Several of the false invoices and medical necessity forms stood out because they “have no letterhead, contain unusual formatting, have grammatical errors,” according to the indictment.
A damaging impact
Michael Driscoll, deputy director in charge of the FBI’s New York Field Office, said cases like this alleged NBA fraud have a detrimental impact on consumers.
“This (healthcare) industry loses tens of millions of dollars a year to fraud”, said. “These costs are passed on to companies and customers. It is a fraud that we take very seriously ”, he added.
Davis was one of the best known of the defendants. The 6-foot-9 (2-meter) and 289-kilogram player was a member of the last Boston Celtics team to become world champion in 2008.
Telfair, the cousin of veteran NBA player and Chinese basketball icon Stephon Marbury, was famous even before he stepped onto the professional court. He was one of the best-known high school players of his day and the Portland Trail Blazers’ 13th overall pick in the 2004 NBA Draft.

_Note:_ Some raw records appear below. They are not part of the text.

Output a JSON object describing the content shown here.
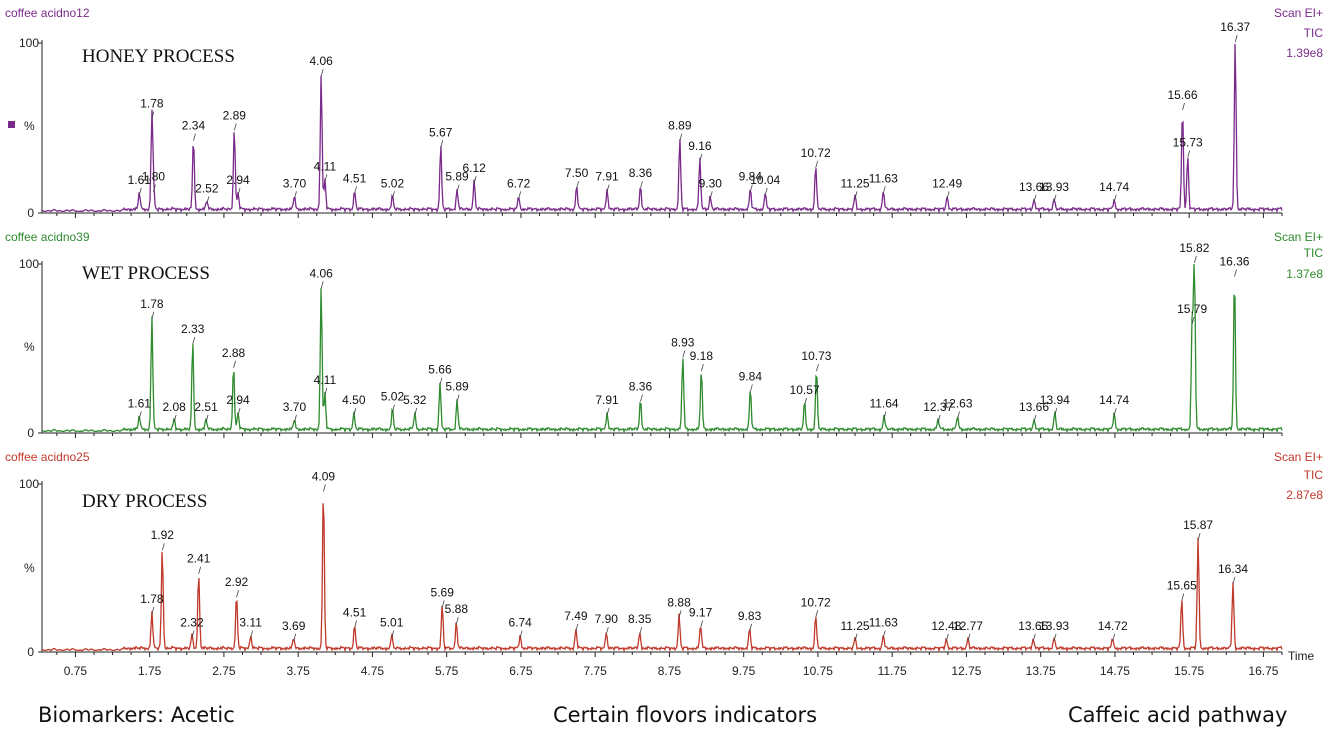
{
  "chart_data": [
    {
      "type": "line",
      "series_name": "coffee acidno12",
      "title": "HONEY PROCESS",
      "scan_label": "Scan EI+",
      "tic_label": "TIC",
      "intensity": "1.39e8",
      "color": "#7a2a8a",
      "ylabel": "%",
      "ylim": [
        0,
        100
      ],
      "yticks": [
        "0",
        "100"
      ],
      "xlim": [
        0.3,
        17.0
      ],
      "peaks": [
        {
          "x": 1.61,
          "y": 10,
          "label": "1.61"
        },
        {
          "x": 1.78,
          "y": 55,
          "label": "1.78"
        },
        {
          "x": 1.8,
          "y": 12,
          "label": "1.80"
        },
        {
          "x": 2.34,
          "y": 42,
          "label": "2.34"
        },
        {
          "x": 2.52,
          "y": 5,
          "label": "2.52"
        },
        {
          "x": 2.89,
          "y": 48,
          "label": "2.89"
        },
        {
          "x": 2.94,
          "y": 10,
          "label": "2.94"
        },
        {
          "x": 3.7,
          "y": 8,
          "label": "3.70"
        },
        {
          "x": 4.06,
          "y": 80,
          "label": "4.06"
        },
        {
          "x": 4.11,
          "y": 18,
          "label": "4.11"
        },
        {
          "x": 4.51,
          "y": 11,
          "label": "4.51"
        },
        {
          "x": 5.02,
          "y": 8,
          "label": "5.02"
        },
        {
          "x": 5.67,
          "y": 38,
          "label": "5.67"
        },
        {
          "x": 5.89,
          "y": 12,
          "label": "5.89"
        },
        {
          "x": 6.12,
          "y": 17,
          "label": "6.12"
        },
        {
          "x": 6.72,
          "y": 8,
          "label": "6.72"
        },
        {
          "x": 7.5,
          "y": 14,
          "label": "7.50"
        },
        {
          "x": 7.91,
          "y": 12,
          "label": "7.91"
        },
        {
          "x": 8.36,
          "y": 14,
          "label": "8.36"
        },
        {
          "x": 8.89,
          "y": 42,
          "label": "8.89"
        },
        {
          "x": 9.16,
          "y": 30,
          "label": "9.16"
        },
        {
          "x": 9.3,
          "y": 8,
          "label": "9.30"
        },
        {
          "x": 9.84,
          "y": 12,
          "label": "9.84"
        },
        {
          "x": 10.04,
          "y": 10,
          "label": "10.04"
        },
        {
          "x": 10.72,
          "y": 26,
          "label": "10.72"
        },
        {
          "x": 11.25,
          "y": 8,
          "label": "11.25"
        },
        {
          "x": 11.63,
          "y": 11,
          "label": "11.63"
        },
        {
          "x": 12.49,
          "y": 8,
          "label": "12.49"
        },
        {
          "x": 13.66,
          "y": 6,
          "label": "13.66"
        },
        {
          "x": 13.93,
          "y": 6,
          "label": "13.93"
        },
        {
          "x": 14.74,
          "y": 6,
          "label": "14.74"
        },
        {
          "x": 15.66,
          "y": 60,
          "label": "15.66"
        },
        {
          "x": 15.73,
          "y": 32,
          "label": "15.73"
        },
        {
          "x": 16.37,
          "y": 100,
          "label": "16.37"
        }
      ]
    },
    {
      "type": "line",
      "series_name": "coffee acidno39",
      "title": "WET PROCESS",
      "scan_label": "Scan EI+",
      "tic_label": "TIC",
      "intensity": "1.37e8",
      "color": "#2e8b2e",
      "ylabel": "%",
      "ylim": [
        0,
        100
      ],
      "yticks": [
        "0",
        "100"
      ],
      "xlim": [
        0.3,
        17.0
      ],
      "peaks": [
        {
          "x": 1.61,
          "y": 8,
          "label": "1.61"
        },
        {
          "x": 1.78,
          "y": 67,
          "label": "1.78"
        },
        {
          "x": 2.08,
          "y": 6,
          "label": "2.08"
        },
        {
          "x": 2.33,
          "y": 52,
          "label": "2.33"
        },
        {
          "x": 2.51,
          "y": 6,
          "label": "2.51"
        },
        {
          "x": 2.88,
          "y": 38,
          "label": "2.88"
        },
        {
          "x": 2.94,
          "y": 10,
          "label": "2.94"
        },
        {
          "x": 3.7,
          "y": 6,
          "label": "3.70"
        },
        {
          "x": 4.06,
          "y": 85,
          "label": "4.06"
        },
        {
          "x": 4.11,
          "y": 22,
          "label": "4.11"
        },
        {
          "x": 4.5,
          "y": 10,
          "label": "4.50"
        },
        {
          "x": 5.02,
          "y": 12,
          "label": "5.02"
        },
        {
          "x": 5.32,
          "y": 10,
          "label": "5.32"
        },
        {
          "x": 5.66,
          "y": 28,
          "label": "5.66"
        },
        {
          "x": 5.89,
          "y": 18,
          "label": "5.89"
        },
        {
          "x": 7.91,
          "y": 10,
          "label": "7.91"
        },
        {
          "x": 8.36,
          "y": 18,
          "label": "8.36"
        },
        {
          "x": 8.93,
          "y": 44,
          "label": "8.93"
        },
        {
          "x": 9.18,
          "y": 36,
          "label": "9.18"
        },
        {
          "x": 9.84,
          "y": 24,
          "label": "9.84"
        },
        {
          "x": 10.57,
          "y": 16,
          "label": "10.57"
        },
        {
          "x": 10.73,
          "y": 36,
          "label": "10.73"
        },
        {
          "x": 11.64,
          "y": 8,
          "label": "11.64"
        },
        {
          "x": 12.37,
          "y": 6,
          "label": "12.37"
        },
        {
          "x": 12.63,
          "y": 8,
          "label": "12.63"
        },
        {
          "x": 13.66,
          "y": 6,
          "label": "13.66"
        },
        {
          "x": 13.94,
          "y": 10,
          "label": "13.94"
        },
        {
          "x": 14.74,
          "y": 10,
          "label": "14.74"
        },
        {
          "x": 15.79,
          "y": 64,
          "label": "15.79"
        },
        {
          "x": 15.82,
          "y": 100,
          "label": "15.82"
        },
        {
          "x": 16.36,
          "y": 92,
          "label": "16.36"
        }
      ]
    },
    {
      "type": "line",
      "series_name": "coffee acidno25",
      "title": "DRY PROCESS",
      "scan_label": "Scan EI+",
      "tic_label": "TIC",
      "intensity": "2.87e8",
      "color": "#c0392b",
      "ylabel": "%",
      "ylim": [
        0,
        100
      ],
      "yticks": [
        "0",
        "100"
      ],
      "xlim": [
        0.3,
        17.0
      ],
      "xlabel": "Time",
      "xticks": [
        0.75,
        1.75,
        2.75,
        3.75,
        4.75,
        5.75,
        6.75,
        7.75,
        8.75,
        9.75,
        10.75,
        11.75,
        12.75,
        13.75,
        14.75,
        15.75,
        16.75
      ],
      "xtick_labels": [
        "0.75",
        "1.75",
        "2.75",
        "3.75",
        "4.75",
        "5.75",
        "6.75",
        "7.75",
        "8.75",
        "9.75",
        "10.75",
        "11.75",
        "12.75",
        "13.75",
        "14.75",
        "15.75",
        "16.75"
      ],
      "peaks": [
        {
          "x": 1.78,
          "y": 22,
          "label": "1.78"
        },
        {
          "x": 1.92,
          "y": 60,
          "label": "1.92"
        },
        {
          "x": 2.32,
          "y": 8,
          "label": "2.32"
        },
        {
          "x": 2.41,
          "y": 46,
          "label": "2.41"
        },
        {
          "x": 2.92,
          "y": 32,
          "label": "2.92"
        },
        {
          "x": 3.11,
          "y": 8,
          "label": "3.11"
        },
        {
          "x": 3.69,
          "y": 6,
          "label": "3.69"
        },
        {
          "x": 4.09,
          "y": 95,
          "label": "4.09"
        },
        {
          "x": 4.51,
          "y": 14,
          "label": "4.51"
        },
        {
          "x": 5.01,
          "y": 8,
          "label": "5.01"
        },
        {
          "x": 5.69,
          "y": 26,
          "label": "5.69"
        },
        {
          "x": 5.88,
          "y": 16,
          "label": "5.88"
        },
        {
          "x": 6.74,
          "y": 8,
          "label": "6.74"
        },
        {
          "x": 7.49,
          "y": 12,
          "label": "7.49"
        },
        {
          "x": 7.9,
          "y": 10,
          "label": "7.90"
        },
        {
          "x": 8.35,
          "y": 10,
          "label": "8.35"
        },
        {
          "x": 8.88,
          "y": 20,
          "label": "8.88"
        },
        {
          "x": 9.17,
          "y": 14,
          "label": "9.17"
        },
        {
          "x": 9.83,
          "y": 12,
          "label": "9.83"
        },
        {
          "x": 10.72,
          "y": 20,
          "label": "10.72"
        },
        {
          "x": 11.25,
          "y": 6,
          "label": "11.25"
        },
        {
          "x": 11.63,
          "y": 8,
          "label": "11.63"
        },
        {
          "x": 12.48,
          "y": 6,
          "label": "12.48"
        },
        {
          "x": 12.77,
          "y": 6,
          "label": "12.77"
        },
        {
          "x": 13.65,
          "y": 6,
          "label": "13.65"
        },
        {
          "x": 13.93,
          "y": 6,
          "label": "13.93"
        },
        {
          "x": 14.72,
          "y": 6,
          "label": "14.72"
        },
        {
          "x": 15.65,
          "y": 30,
          "label": "15.65"
        },
        {
          "x": 15.87,
          "y": 66,
          "label": "15.87"
        },
        {
          "x": 16.34,
          "y": 40,
          "label": "16.34"
        }
      ]
    }
  ],
  "captions": {
    "left": "Biomarkers: Acetic",
    "center": "Certain flovors indicators",
    "right": "Caffeic acid pathway"
  }
}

As of late Thursday morning, it was unclear whether any of the players had hired defense attorneys.
Last month, former NFL players Clinton Portis, Tamarick Vanover and Robert McCune pleaded guilty to their involvement in a nationwide health fraud scheme and could face years in prison, the Justice Department reported.
Portis, Vanover and McCune all admitted to defrauding an NFL program created to reimburse uninsured medical expenses for retired players and their families, the Justice Department said.